# Model Every Group

We could also run a regression for every group. This is problematic since we would typically have so little data per group, and too many groups to make sense of. We’ll go ahead and do it anyway. What if we take the average of all the estimates?

library(nlme)
lottalm = lmList(y ~ time | id, d)
colMeans(coef(lottalm))
(Intercept)        time
-0.07981721  0.50855877 
coef(lm(y ~ time, data=d, x=T))
(Intercept)        time
-0.07981721  0.50855877 

Surprise! We get the same result as if we had simply run the standard linear model (I abbreviate this as SLiM sometimes). However, we would not get identical coefficients if the data are unbalanced, where individuals may have a different numbers of observations.
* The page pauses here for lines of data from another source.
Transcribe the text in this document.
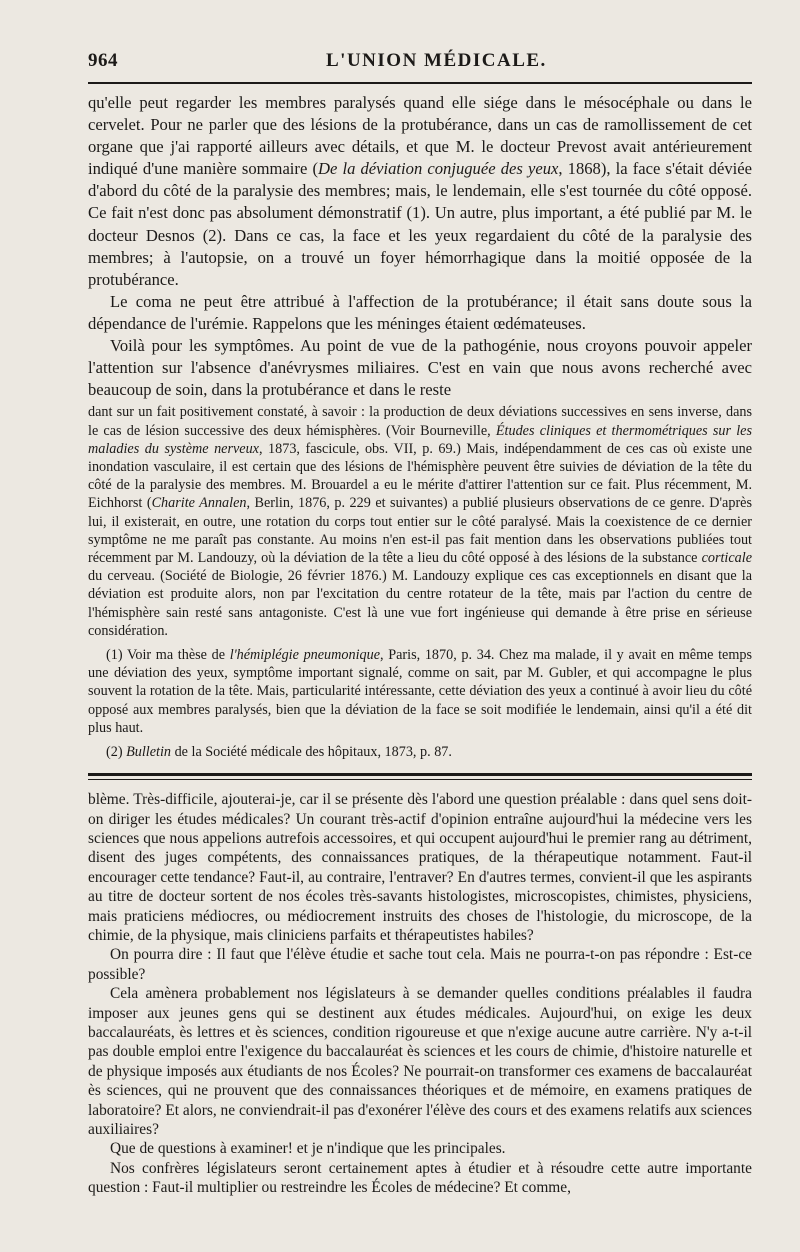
964	L'UNION MÉDICALE.

qu'elle peut regarder les membres paralysés quand elle siége dans le mésocéphale ou dans le cervelet. Pour ne parler que des lésions de la protubérance, dans un cas de ramollissement de cet organe que j'ai rapporté ailleurs avec détails, et que M. le docteur Prevost avait antérieurement indiqué d'une manière sommaire (De la déviation conjuguée des yeux, 1868), la face s'était déviée d'abord du côté de la paralysie des membres; mais, le lendemain, elle s'est tournée du côté opposé. Ce fait n'est donc pas absolument démonstratif (1). Un autre, plus important, a été publié par M. le docteur Desnos (2). Dans ce cas, la face et les yeux regardaient du côté de la paralysie des membres; à l'autopsie, on a trouvé un foyer hémorrhagique dans la moitié opposée de la protubérance.

Le coma ne peut être attribué à l'affection de la protubérance; il était sans doute sous la dépendance de l'urémie. Rappelons que les méninges étaient œdémateuses.

Voilà pour les symptômes. Au point de vue de la pathogénie, nous croyons pouvoir appeler l'attention sur l'absence d'anévrysmes miliaires. C'est en vain que nous avons recherché avec beaucoup de soin, dans la protubérance et dans le reste

dant sur un fait positivement constaté, à savoir : la production de deux déviations successives en sens inverse, dans le cas de lésion successive des deux hémisphères. (Voir Bourneville, Études cliniques et thermométriques sur les maladies du système nerveux, 1873, fascicule, obs. VII, p. 69.) Mais, indépendamment de ces cas où existe une inondation vasculaire, il est certain que des lésions de l'hémisphère peuvent être suivies de déviation de la tête du côté de la paralysie des membres. M. Brouardel a eu le mérite d'attirer l'attention sur ce fait. Plus récemment, M. Eichhorst (Charite Annalen, Berlin, 1876, p. 229 et suivantes) a publié plusieurs observations de ce genre. D'après lui, il existerait, en outre, une rotation du corps tout entier sur le côté paralysé. Mais la coexistence de ce dernier symptôme ne me paraît pas constante. Au moins n'en est-il pas fait mention dans les observations publiées tout récemment par M. Landouzy, où la déviation de la tête a lieu du côté opposé à des lésions de la substance corticale du cerveau. (Société de Biologie, 26 février 1876.) M. Landouzy explique ces cas exceptionnels en disant que la déviation est produite alors, non par l'excitation du centre rotateur de la tête, mais par l'action du centre de l'hémisphère sain resté sans antagoniste. C'est là une vue fort ingénieuse qui demande à être prise en sérieuse considération.
(1) Voir ma thèse de l'hémiplégie pneumonique, Paris, 1870, p. 34. Chez ma malade, il y avait en même temps une déviation des yeux, symptôme important signalé, comme on sait, par M. Gubler, et qui accompagne le plus souvent la rotation de la tête. Mais, particularité intéressante, cette déviation des yeux a continué à avoir lieu du côté opposé aux membres paralysés, bien que la déviation de la face se soit modifiée le lendemain, ainsi qu'il a été dit plus haut.
(2) Bulletin de la Société médicale des hôpitaux, 1873, p. 87.

blème. Très-difficile, ajouterai-je, car il se présente dès l'abord une question préalable : dans quel sens doit-on diriger les études médicales? Un courant très-actif d'opinion entraîne aujourd'hui la médecine vers les sciences que nous appelions autrefois accessoires, et qui occupent aujourd'hui le premier rang au détriment, disent des juges compétents, des connaissances pratiques, de la thérapeutique notamment. Faut-il encourager cette tendance? Faut-il, au contraire, l'entraver? En d'autres termes, convient-il que les aspirants au titre de docteur sortent de nos écoles très-savants histologistes, microscopistes, chimistes, physiciens, mais praticiens médiocres, ou médiocrement instruits des choses de l'histologie, du microscope, de la chimie, de la physique, mais cliniciens parfaits et thérapeutistes habiles?

On pourra dire : Il faut que l'élève étudie et sache tout cela. Mais ne pourra-t-on pas répondre : Est-ce possible?

Cela amènera probablement nos législateurs à se demander quelles conditions préalables il faudra imposer aux jeunes gens qui se destinent aux études médicales. Aujourd'hui, on exige les deux baccalauréats, ès lettres et ès sciences, condition rigoureuse et que n'exige aucune autre carrière. N'y a-t-il pas double emploi entre l'exigence du baccalauréat ès sciences et les cours de chimie, d'histoire naturelle et de physique imposés aux étudiants de nos Écoles? Ne pourrait-on transformer ces examens de baccalauréat ès sciences, qui ne prouvent que des connaissances théoriques et de mémoire, en examens pratiques de laboratoire? Et alors, ne conviendrait-il pas d'exonérer l'élève des cours et des examens relatifs aux sciences auxiliaires?

Que de questions à examiner! et je n'indique que les principales.

Nos confrères législateurs seront certainement aptes à étudier et à résoudre cette autre importante question : Faut-il multiplier ou restreindre les Écoles de médecine? Et comme,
In general, this is not the way we want to do things, and one of the biggest drawbacks is that we can never examine cluster level covariates, which may be of key interest, nor is there a straightforward way to do inference for this scenario. As we will see later, techniques are available that serve as a compromise between these first two alternatives of ignoring the clustering and overfitting to each cluster.

• None really.

## Cons

• Inefficient
• Overly complex
• Overfit at each cluster
• High variance in estimates at each cluster
• Ignores cluster level effects

Gist: While it might be a fun exercise, there is little to be gained by this approach.